Monitor ZFS pools and systemd units using Home Assistant and MQTT.
SytemPub is designed for sanoid users who don't run a dedicated monitoring service like Nagios but also don't want to rely on a cloud service like Healthchecks.
SystemPub checks health and capacity of your local ZFS pools. It also verifies whether snapshots have been created as configured in sanoid.
Under the hood, the Nagios-compatible sanoid --monitor-X commands are used.
Systemd is queried for any failed services.
For remote backups, this is a great way to see if syncoid has failed to pull snapshots.
The pool state and system unit state are published as binary sensors on your MQTT server.

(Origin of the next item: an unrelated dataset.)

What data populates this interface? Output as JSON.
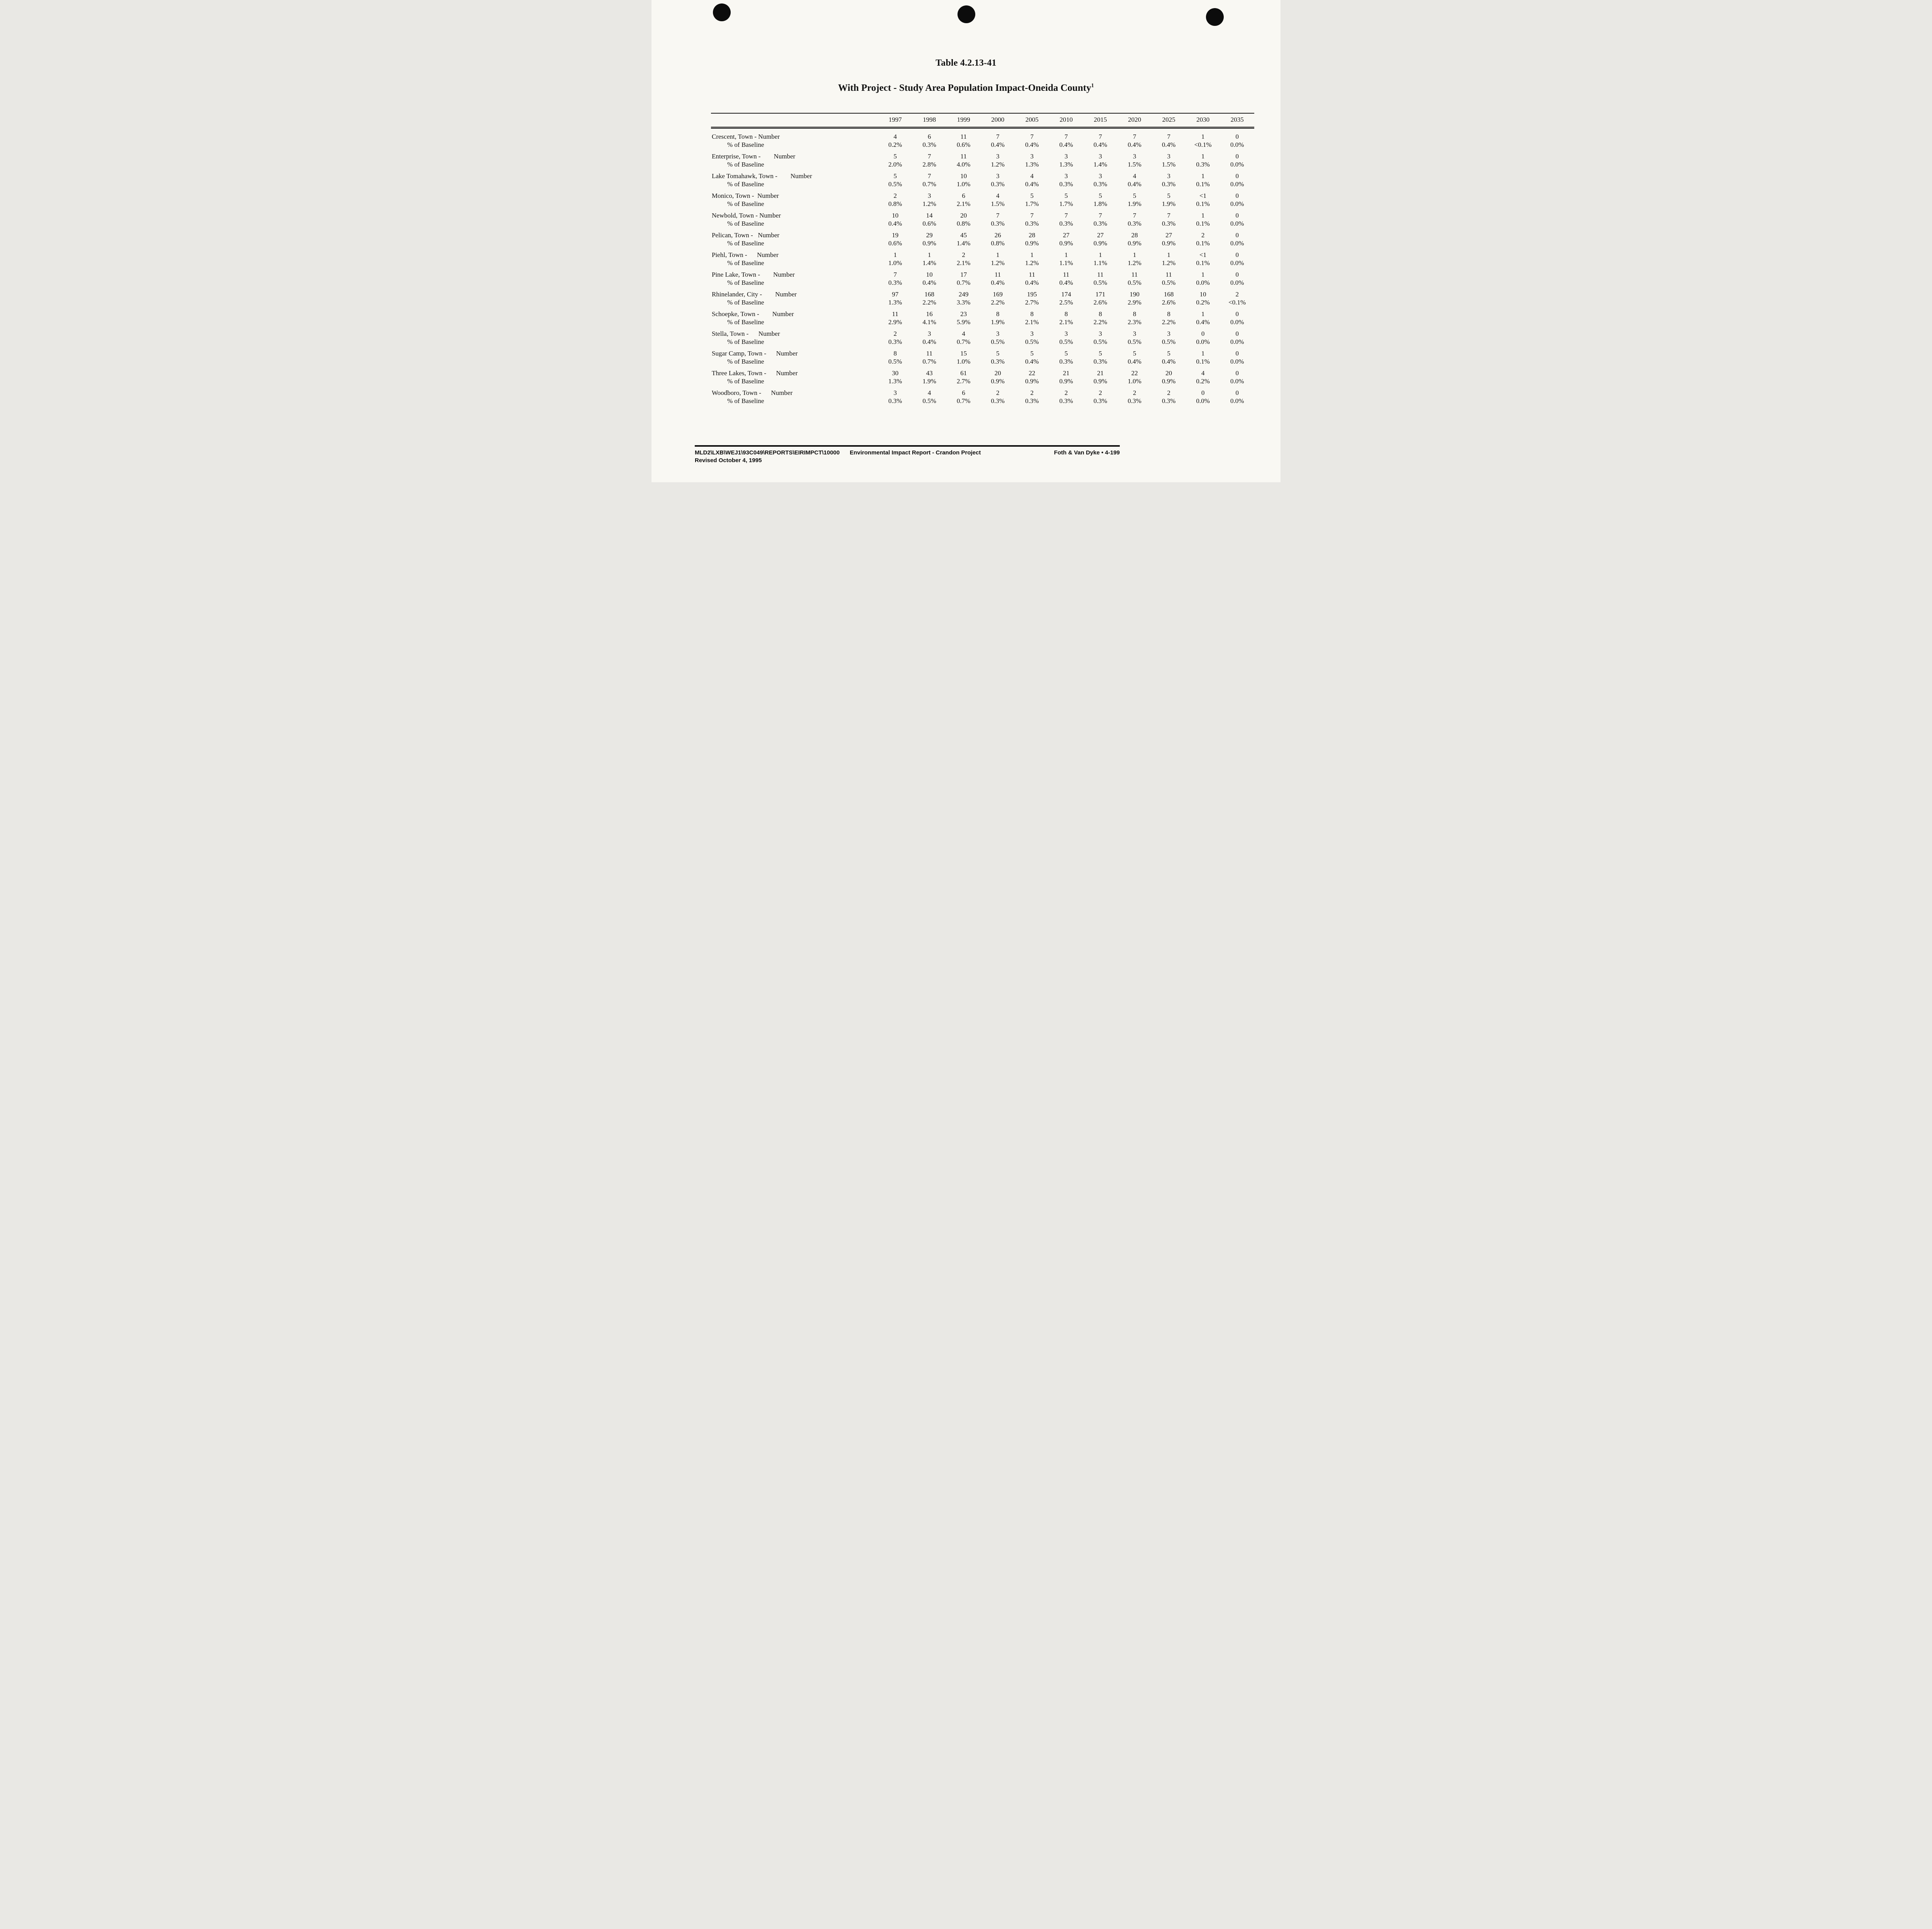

Autodiscovery is supported, so there is no need for any further configuration in Home Assistant.
Grab the binary from the latest release page and copy it to /usr/local/bin/.
Copy systempub.service to /etc/systemd/system and activate the service:
systemctl daemon-reload
systemctl enable --now systempub
systemctl status systempubUsage of SystemPub:
-config string
Config file (default "/etc/systempub.yaml")
-debug
sets log level to debug
-host string
MQTT server host
-port int
MQTT server port
The options can also be set in the configuration file:
mqttserver:
host: 192.168.0.3
port: 1883
loglevel: warnSystemPub registers the host device with Home Assistant and adds the sensors to it. If you run SystemPub on your main and backup devices you can tell them apart in Home Assistant via the host name, machine model and OS version.